Dr. Afsar, who recently was elected to the SHM board of directors, says, “I realized that evidence-based medicine should be the standard of care in hospitals, but we were nowhere near where we should be in addressing that at a systemic level.”
Believing that her medical training had not fully prepared her for quality work, Dr. Afsar attended the Advanced Training Program at Intermountain Healthcare in Salt Lake City. “With that foundation, my focus ever since has been on improvement initiatives,” she says.
In the years since, Dr. Afsar’s quality responsibilities have grown steadily.

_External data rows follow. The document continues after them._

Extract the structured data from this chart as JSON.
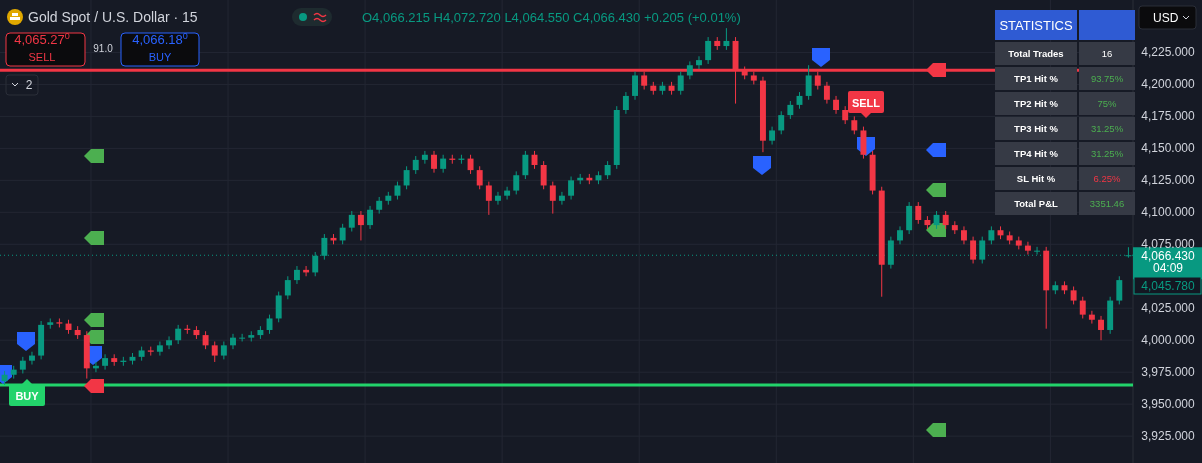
{
  "chart_data": [
    {
      "type": "candlestick",
      "title": "Gold Spot / U.S. Dollar · 15",
      "colors": [
        "#089981",
        "#089981",
        "#089981",
        "#089981",
        "#089981",
        "#089981",
        "#f23645",
        "#f23645",
        "#f23645",
        "#f23645",
        "#089981",
        "#089981",
        "#f23645",
        "#089981",
        "#089981",
        "#089981",
        "#f23645",
        "#089981",
        "#089981",
        "#089981",
        "#f23645",
        "#f23645",
        "#f23645",
        "#f23645",
        "#089981",
        "#089981",
        "#089981",
        "#089981",
        "#089981",
        "#089981",
        "#089981",
        "#089981",
        "#089981",
        "#f23645",
        "#089981",
        "#089981",
        "#f23645",
        "#089981",
        "#089981",
        "#f23645",
        "#089981",
        "#089981",
        "#089981",
        "#089981",
        "#089981",
        "#089981",
        "#089981",
        "#f23645",
        "#089981",
        "#f23645",
        "#089981",
        "#f23645",
        "#f23645",
        "#f23645",
        "#089981",
        "#089981",
        "#089981",
        "#089981",
        "#f23645",
        "#f23645",
        "#f23645",
        "#089981",
        "#089981",
        "#089981",
        "#f23645",
        "#089981",
        "#089981",
        "#089981",
        "#089981",
        "#089981",
        "#f23645",
        "#f23645",
        "#089981",
        "#f23645",
        "#089981",
        "#089981",
        "#089981",
        "#089981",
        "#f23645",
        "#089981",
        "#f23645",
        "#f23645",
        "#f23645",
        "#f23645",
        "#089981",
        "#089981",
        "#089981",
        "#089981",
        "#089981",
        "#f23645",
        "#f23645",
        "#f23645",
        "#f23645",
        "#f23645",
        "#f23645",
        "#f23645",
        "#f23645",
        "#089981",
        "#089981",
        "#089981",
        "#f23645",
        "#f23645",
        "#089981",
        "#f23645",
        "#f23645",
        "#f23645",
        "#f23645",
        "#089981",
        "#089981",
        "#f23645",
        "#f23645",
        "#f23645",
        "#f23645",
        "#089981",
        "#f23645",
        "#089981",
        "#f23645",
        "#f23645",
        "#f23645",
        "#f23645",
        "#f23645",
        "#089981",
        "#089981",
        "#089981"
      ],
      "grid": true,
      "tick_labels": "y",
      "categories": [
        null,
        null,
        null,
        null,
        null,
        null,
        null,
        null,
        null,
        null,
        null,
        null,
        null,
        null,
        null,
        null,
        null,
        null,
        null,
        null,
        null,
        null,
        null,
        null,
        null,
        null,
        null,
        null,
        null,
        null,
        null,
        null,
        null,
        null,
        null,
        null,
        null,
        null,
        null,
        null,
        null,
        null,
        null,
        null,
        null,
        null,
        null,
        null,
        null,
        null,
        null,
        null,
        null,
        null,
        null,
        null,
        null,
        null,
        null,
        null,
        null,
        null,
        null,
        null,
        null,
        null,
        null,
        null,
        null,
        null,
        null,
        null,
        null,
        null,
        null,
        null,
        null,
        null,
        null,
        null,
        null,
        null,
        null,
        null,
        null,
        null,
        null,
        null,
        null,
        null,
        null,
        null,
        null,
        null,
        null,
        null,
        null,
        null,
        null,
        null,
        null,
        null,
        null,
        null,
        null,
        null,
        null,
        null,
        null,
        null,
        null,
        null,
        null,
        null,
        null,
        null,
        null,
        null,
        null,
        null,
        null,
        null,
        null,
        null
      ],
      "ohlc": [
        [
          3968,
          3976,
          3965,
          3973
        ],
        [
          3973,
          3980,
          3970,
          3977
        ],
        [
          3977,
          3987,
          3974,
          3984
        ],
        [
          3984,
          3991,
          3981,
          3988
        ],
        [
          3988,
          4015,
          3985,
          4012
        ],
        [
          4012,
          4017,
          4009,
          4014
        ],
        [
          4014,
          4017,
          4010,
          4013
        ],
        [
          4013,
          4016,
          4005,
          4008
        ],
        [
          4008,
          4011,
          4001,
          4004
        ],
        [
          4004,
          4007,
          3970,
          3978
        ],
        [
          3978,
          3983,
          3975,
          3980
        ],
        [
          3980,
          3989,
          3977,
          3986
        ],
        [
          3986,
          3989,
          3980,
          3983
        ],
        [
          3983,
          3987,
          3980,
          3984
        ],
        [
          3984,
          3990,
          3981,
          3987
        ],
        [
          3987,
          3995,
          3984,
          3992
        ],
        [
          3992,
          3995,
          3988,
          3991
        ],
        [
          3991,
          3999,
          3988,
          3996
        ],
        [
          3996,
          4003,
          3993,
          4000
        ],
        [
          4000,
          4012,
          3997,
          4009
        ],
        [
          4009,
          4012,
          4005,
          4008
        ],
        [
          4008,
          4011,
          4001,
          4004
        ],
        [
          4004,
          4007,
          3993,
          3996
        ],
        [
          3996,
          3999,
          3983,
          3988
        ],
        [
          3988,
          3999,
          3985,
          3996
        ],
        [
          3996,
          4005,
          3993,
          4002
        ],
        [
          4002,
          4005,
          3999,
          4002
        ],
        [
          4002,
          4007,
          3999,
          4004
        ],
        [
          4004,
          4011,
          4001,
          4008
        ],
        [
          4008,
          4020,
          4005,
          4017
        ],
        [
          4017,
          4038,
          4014,
          4035
        ],
        [
          4035,
          4050,
          4032,
          4047
        ],
        [
          4047,
          4058,
          4044,
          4055
        ],
        [
          4055,
          4058,
          4050,
          4053
        ],
        [
          4053,
          4069,
          4050,
          4066
        ],
        [
          4066,
          4083,
          4063,
          4080
        ],
        [
          4080,
          4083,
          4075,
          4078
        ],
        [
          4078,
          4091,
          4075,
          4088
        ],
        [
          4088,
          4101,
          4085,
          4098
        ],
        [
          4098,
          4101,
          4078,
          4090
        ],
        [
          4090,
          4105,
          4087,
          4102
        ],
        [
          4102,
          4112,
          4099,
          4109
        ],
        [
          4109,
          4116,
          4106,
          4113
        ],
        [
          4113,
          4124,
          4110,
          4121
        ],
        [
          4121,
          4136,
          4118,
          4133
        ],
        [
          4133,
          4144,
          4130,
          4141
        ],
        [
          4141,
          4148,
          4138,
          4145
        ],
        [
          4145,
          4148,
          4131,
          4134
        ],
        [
          4134,
          4145,
          4131,
          4142
        ],
        [
          4142,
          4145,
          4138,
          4141
        ],
        [
          4141,
          4145,
          4138,
          4142
        ],
        [
          4142,
          4145,
          4130,
          4133
        ],
        [
          4133,
          4136,
          4118,
          4121
        ],
        [
          4121,
          4124,
          4098,
          4109
        ],
        [
          4109,
          4116,
          4106,
          4113
        ],
        [
          4113,
          4120,
          4110,
          4117
        ],
        [
          4117,
          4132,
          4114,
          4129
        ],
        [
          4129,
          4148,
          4126,
          4145
        ],
        [
          4145,
          4148,
          4134,
          4137
        ],
        [
          4137,
          4140,
          4118,
          4121
        ],
        [
          4121,
          4124,
          4099,
          4109
        ],
        [
          4109,
          4116,
          4106,
          4113
        ],
        [
          4113,
          4128,
          4110,
          4125
        ],
        [
          4125,
          4130,
          4122,
          4127
        ],
        [
          4127,
          4130,
          4122,
          4125
        ],
        [
          4125,
          4132,
          4122,
          4129
        ],
        [
          4129,
          4140,
          4126,
          4137
        ],
        [
          4137,
          4183,
          4134,
          4180
        ],
        [
          4180,
          4194,
          4177,
          4191
        ],
        [
          4191,
          4210,
          4188,
          4207
        ],
        [
          4207,
          4210,
          4196,
          4199
        ],
        [
          4199,
          4202,
          4192,
          4195
        ],
        [
          4195,
          4202,
          4192,
          4199
        ],
        [
          4199,
          4202,
          4192,
          4195
        ],
        [
          4195,
          4210,
          4192,
          4207
        ],
        [
          4207,
          4218,
          4204,
          4215
        ],
        [
          4215,
          4222,
          4212,
          4219
        ],
        [
          4219,
          4237,
          4216,
          4234
        ],
        [
          4234,
          4237,
          4227,
          4230
        ],
        [
          4230,
          4244,
          4227,
          4234
        ],
        [
          4234,
          4237,
          4185,
          4211
        ],
        [
          4211,
          4214,
          4204,
          4207
        ],
        [
          4207,
          4210,
          4200,
          4203
        ],
        [
          4203,
          4206,
          4147,
          4156
        ],
        [
          4156,
          4167,
          4153,
          4164
        ],
        [
          4164,
          4179,
          4161,
          4176
        ],
        [
          4176,
          4187,
          4173,
          4184
        ],
        [
          4184,
          4194,
          4181,
          4191
        ],
        [
          4191,
          4215,
          4188,
          4207
        ],
        [
          4207,
          4210,
          4196,
          4199
        ],
        [
          4199,
          4202,
          4185,
          4188
        ],
        [
          4188,
          4191,
          4177,
          4180
        ],
        [
          4180,
          4183,
          4169,
          4172
        ],
        [
          4172,
          4175,
          4161,
          4164
        ],
        [
          4164,
          4167,
          4142,
          4145
        ],
        [
          4145,
          4148,
          4114,
          4117
        ],
        [
          4117,
          4120,
          4034,
          4059
        ],
        [
          4059,
          4081,
          4056,
          4078
        ],
        [
          4078,
          4089,
          4075,
          4086
        ],
        [
          4086,
          4108,
          4083,
          4105
        ],
        [
          4105,
          4108,
          4091,
          4094
        ],
        [
          4094,
          4097,
          4087,
          4090
        ],
        [
          4090,
          4101,
          4087,
          4098
        ],
        [
          4098,
          4101,
          4087,
          4090
        ],
        [
          4090,
          4093,
          4083,
          4086
        ],
        [
          4086,
          4089,
          4075,
          4078
        ],
        [
          4078,
          4081,
          4060,
          4063
        ],
        [
          4063,
          4081,
          4060,
          4078
        ],
        [
          4078,
          4089,
          4075,
          4086
        ],
        [
          4086,
          4089,
          4079,
          4082
        ],
        [
          4082,
          4085,
          4075,
          4078
        ],
        [
          4078,
          4081,
          4071,
          4074
        ],
        [
          4074,
          4077,
          4067,
          4070
        ],
        [
          4070,
          4073,
          4067,
          4070
        ],
        [
          4070,
          4073,
          4009,
          4039
        ],
        [
          4039,
          4046,
          4036,
          4043
        ],
        [
          4043,
          4046,
          4036,
          4039
        ],
        [
          4039,
          4042,
          4028,
          4031
        ],
        [
          4031,
          4034,
          4017,
          4020
        ],
        [
          4020,
          4023,
          4013,
          4016
        ],
        [
          4016,
          4019,
          4000,
          4008
        ],
        [
          4008,
          4034,
          4005,
          4031
        ],
        [
          4031,
          4050,
          4028,
          4047
        ],
        [
          4066.215,
          4072.72,
          4064.55,
          4066.43
        ]
      ],
      "ylim": [
        3904,
        4266
      ],
      "yticks": [
        {
          "value": 3925,
          "label": "3,925.000"
        },
        {
          "value": 3950,
          "label": "3,950.000"
        },
        {
          "value": 3975,
          "label": "3,975.000"
        },
        {
          "value": 4000,
          "label": "4,000.000"
        },
        {
          "value": 4025,
          "label": "4,025.000"
        },
        {
          "value": 4075,
          "label": "4,075.000"
        },
        {
          "value": 4100,
          "label": "4,100.000"
        },
        {
          "value": 4125,
          "label": "4,125.000"
        },
        {
          "value": 4150,
          "label": "4,150.000"
        },
        {
          "value": 4175,
          "label": "4,175.000"
        },
        {
          "value": 4200,
          "label": "4,200.000"
        },
        {
          "value": 4225,
          "label": "4,225.000"
        }
      ],
      "ref_lines": [
        {
          "axis": "y",
          "value": 3965,
          "color": "#22d36b"
        },
        {
          "axis": "y",
          "value": 4211,
          "color": "#f23645"
        },
        {
          "axis": "y",
          "value": 4066.43,
          "label": "4,066.430",
          "color": "#089981",
          "line_style": "dotted"
        }
      ],
      "annotations": [
        "O4,066.215 H4,072.720 L4,064.550 C4,066.430 +0.205 (+0.01%)",
        "4,065.27$^{0}$",
        "SELL",
        "91.0",
        "4,066.18$^{0}$",
        "BUY",
        "2",
        "USD",
        "04:09",
        "4,045.780",
        "BUY",
        "SELL"
      ]
    },
    {
      "type": "other",
      "title": "STATISTICS",
      "categories": [
        "Total Trades",
        "TP1 Hit %",
        "TP2 Hit %",
        "TP3 Hit %",
        "TP4 Hit %",
        "SL Hit %",
        "Total P&L"
      ],
      "value_labels": [
        "16",
        "93.75%",
        "75%",
        "31.25%",
        "31.25%",
        "6.25%",
        "3351.46"
      ],
      "colors": [
        "#ffffff",
        "#4caf50",
        "#4caf50",
        "#4caf50",
        "#4caf50",
        "#f23645",
        "#4caf50"
      ]
    }
  ]
}
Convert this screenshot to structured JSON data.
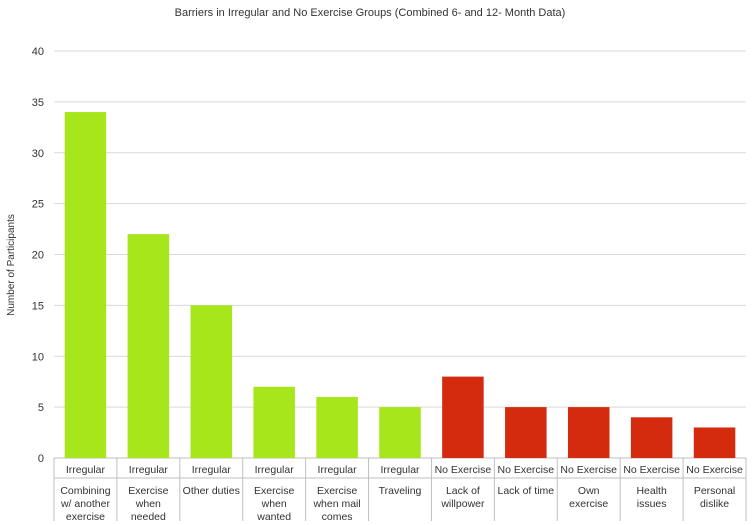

She is now associate medical director of quality and safety at UCLA, executive director for quality and safety in its department of medicine, and director of quality for neurosurgery. That means about 80% of her work week is devoted to quality improvement (QI). And while her time seeing patients is less, she says the “clinical work is what inspires and motivates me, gives me my best ideas, and keeps me grounded.”
Among the more than 40 quality and safety projects she has implemented at UCLA is “The ABCs of Hospitalized Patients,” a multidisciplinary checklist designed to reduce the risk of eight common hospital-acquired conditions. “Within three weeks of implementing it, we started seeing significant improvement in every area, and we have been able to sustain that,” she says. In 2009, she implemented a systemwide QI curriculum for the residents and fellows at UCLA.
Dr. Afsar, chair of SHM’s Hospital Quality and Patient Safety Committee, says HM is challenged to make these kinds of quality approaches the standard of practice nationwide.
“Different institutions are doing different pieces of the quality movement very well,” and SHM and its leaders on the board need to find a way to disseminate those best practices and integrate them into hospital practice, she says. “There are no simple ways to do that, but we know there are a lot of solutions out there.”